Using the Data Imputation Feature

There is a chance the user wants to use a candidate set to generate a design (NUSF or IRSF only) that has missing values either in the weights column (NUSF) or the response column (IRSF). The data imputation feature, uses the response surface capability integrated from the Uncertainty Quantification (UQ) module to impute those missing values and return the user a complete candidate set ready to use for the design creation.

The new complete candidate set is given as a separate file from the original set. It is very important that the original incomplete candidate set be deleted or deselected (unchecked) before continuing. If not, the new and old candidate sets will be combined, and will still contain missing values.

Note

To use this feature you need to install the latest version of PSUADE. For more details go to section Install Optional Software

When the user clicks on the Load Existing Set button in the Design Setup section and selects a candidate set, the program will run a quick file scan and show the missing values (if any) for all the existing columns.

Candidate File Missing Values Information Window

We can see in this specific candidate set, there are 50 missing values for the Values column (that could be either our weight column in NUSF or our response column in IRSF). Click OK and the incomplete candidate set will get loaded in the Design Setup table. Notice there are new elements that become available in the candidate row (Response Surface and Validate RS).

Incomplete Candidate Set Loaded in Design Setup Table
The user needs to select a response surface from the ones available in the drop-down menu:
  1. Polynomial, Linear
  2. Polynomial, Quadratic
  3. Polynomial, Cubic
  4. MARS
  5. Gaussian Process

For this particular example we will be using MARS. Once the response surface is selected, click the Validate RS button. A response surface validation plot will be generated and also an informative message window will pop up telling the user to confirm if the response surface satisfy their needs or to select a different response surface and validate again if it doesn’t.

Response Surface Validation Plot - MARS

The validation plot is a plot of expected values based on the model versus the actual values. The better the model fits, the closer the points will be around the diagonal line.

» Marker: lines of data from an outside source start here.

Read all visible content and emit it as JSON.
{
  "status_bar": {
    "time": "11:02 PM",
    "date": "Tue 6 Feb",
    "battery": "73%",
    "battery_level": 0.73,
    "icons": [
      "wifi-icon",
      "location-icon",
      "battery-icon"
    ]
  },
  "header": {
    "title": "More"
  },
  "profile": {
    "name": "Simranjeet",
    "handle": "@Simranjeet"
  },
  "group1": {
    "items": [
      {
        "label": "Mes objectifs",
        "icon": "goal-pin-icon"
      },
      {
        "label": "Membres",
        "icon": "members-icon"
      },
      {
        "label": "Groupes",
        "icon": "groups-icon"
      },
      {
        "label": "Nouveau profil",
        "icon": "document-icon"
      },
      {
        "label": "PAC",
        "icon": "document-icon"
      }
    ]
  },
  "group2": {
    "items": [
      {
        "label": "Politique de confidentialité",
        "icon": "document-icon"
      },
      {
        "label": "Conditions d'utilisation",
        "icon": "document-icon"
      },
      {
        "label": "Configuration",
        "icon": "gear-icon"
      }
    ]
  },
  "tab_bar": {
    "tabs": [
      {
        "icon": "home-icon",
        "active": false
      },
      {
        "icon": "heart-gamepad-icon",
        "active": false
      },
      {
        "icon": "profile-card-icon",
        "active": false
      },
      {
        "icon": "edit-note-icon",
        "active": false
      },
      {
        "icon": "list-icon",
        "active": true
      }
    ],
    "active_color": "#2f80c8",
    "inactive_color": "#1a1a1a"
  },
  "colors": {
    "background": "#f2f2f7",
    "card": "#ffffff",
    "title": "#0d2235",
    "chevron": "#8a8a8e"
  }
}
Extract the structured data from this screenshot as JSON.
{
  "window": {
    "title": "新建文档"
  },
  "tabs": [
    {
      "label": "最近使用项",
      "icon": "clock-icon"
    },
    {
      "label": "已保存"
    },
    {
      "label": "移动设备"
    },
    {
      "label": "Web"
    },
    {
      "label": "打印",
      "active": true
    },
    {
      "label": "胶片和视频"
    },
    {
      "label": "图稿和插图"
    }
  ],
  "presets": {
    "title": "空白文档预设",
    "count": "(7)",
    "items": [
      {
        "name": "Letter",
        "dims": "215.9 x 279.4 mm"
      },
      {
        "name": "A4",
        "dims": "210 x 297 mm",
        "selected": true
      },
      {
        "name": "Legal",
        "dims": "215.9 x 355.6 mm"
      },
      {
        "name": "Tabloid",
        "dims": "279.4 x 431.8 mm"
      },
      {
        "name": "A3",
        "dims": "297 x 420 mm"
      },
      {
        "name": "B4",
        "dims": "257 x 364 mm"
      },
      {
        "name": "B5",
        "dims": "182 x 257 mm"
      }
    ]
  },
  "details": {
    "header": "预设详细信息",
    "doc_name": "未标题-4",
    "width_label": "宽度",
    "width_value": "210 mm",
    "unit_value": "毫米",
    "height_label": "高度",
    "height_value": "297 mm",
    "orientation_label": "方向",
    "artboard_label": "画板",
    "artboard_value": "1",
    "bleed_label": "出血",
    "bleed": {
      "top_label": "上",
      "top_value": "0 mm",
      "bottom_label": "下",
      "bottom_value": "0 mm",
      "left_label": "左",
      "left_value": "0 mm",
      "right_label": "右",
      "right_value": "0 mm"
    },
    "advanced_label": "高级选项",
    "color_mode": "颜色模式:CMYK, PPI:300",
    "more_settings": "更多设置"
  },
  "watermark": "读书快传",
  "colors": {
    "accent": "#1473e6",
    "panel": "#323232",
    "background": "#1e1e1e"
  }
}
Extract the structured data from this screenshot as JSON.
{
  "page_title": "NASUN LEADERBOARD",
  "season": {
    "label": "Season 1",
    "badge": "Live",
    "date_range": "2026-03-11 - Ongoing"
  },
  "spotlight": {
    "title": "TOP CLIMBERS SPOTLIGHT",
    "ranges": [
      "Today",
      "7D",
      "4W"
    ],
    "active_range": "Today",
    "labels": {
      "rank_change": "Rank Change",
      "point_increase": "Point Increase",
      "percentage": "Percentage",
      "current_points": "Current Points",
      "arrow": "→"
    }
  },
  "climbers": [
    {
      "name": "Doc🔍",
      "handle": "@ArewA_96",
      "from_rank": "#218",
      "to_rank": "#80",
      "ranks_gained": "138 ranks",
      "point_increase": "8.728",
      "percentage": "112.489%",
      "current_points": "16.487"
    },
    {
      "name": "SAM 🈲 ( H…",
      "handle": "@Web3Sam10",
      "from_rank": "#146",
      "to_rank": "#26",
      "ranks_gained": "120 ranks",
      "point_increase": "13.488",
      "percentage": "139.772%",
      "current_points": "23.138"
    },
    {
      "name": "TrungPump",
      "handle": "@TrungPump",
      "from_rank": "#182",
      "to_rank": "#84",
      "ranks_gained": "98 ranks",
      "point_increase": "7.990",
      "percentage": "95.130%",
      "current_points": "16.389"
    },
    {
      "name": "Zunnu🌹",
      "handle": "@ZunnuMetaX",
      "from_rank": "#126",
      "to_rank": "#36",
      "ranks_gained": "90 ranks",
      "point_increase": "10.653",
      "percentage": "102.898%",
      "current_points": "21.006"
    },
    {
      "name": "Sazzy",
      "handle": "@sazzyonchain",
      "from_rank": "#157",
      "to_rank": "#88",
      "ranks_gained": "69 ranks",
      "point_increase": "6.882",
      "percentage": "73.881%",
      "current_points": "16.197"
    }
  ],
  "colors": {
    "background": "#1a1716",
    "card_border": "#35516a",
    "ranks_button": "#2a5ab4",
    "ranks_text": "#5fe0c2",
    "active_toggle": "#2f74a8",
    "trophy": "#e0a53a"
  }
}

Since this particular validation plot looks good (note the points falling along the diagonal line), user can go ahead and confirm the response surface by clicking the Confirm RS button.

Confirm Response Surface

After clicking the Confirm RS button, the Impute button under the Impute Data column will become available. Click the Impute button to impute the missing values.

Impute Missing Values

When the program is done imputing the missing values, it will populate the Design Setup table with a new candidate set that will be an exact copy of the previous candidate set but with the missing values filled up.

New Candidate Set with Imputed Values

If the user clicks on the View button under the Visualize column in the Design Setup table, the Preview Inputs dialog will show up. Click on the Plot SDoE button and you will be able to see the original and the imputed values (in red).

Visualization of New Candidate Set with Imputed Values

If the user is happy with the updated and complete candidate set, they can go ahead and perform business as usual. Just remember to either delete the incomplete candidate set using the Delete Selected button or simply uncheck the checkbox under the Select column in the Design Setup table.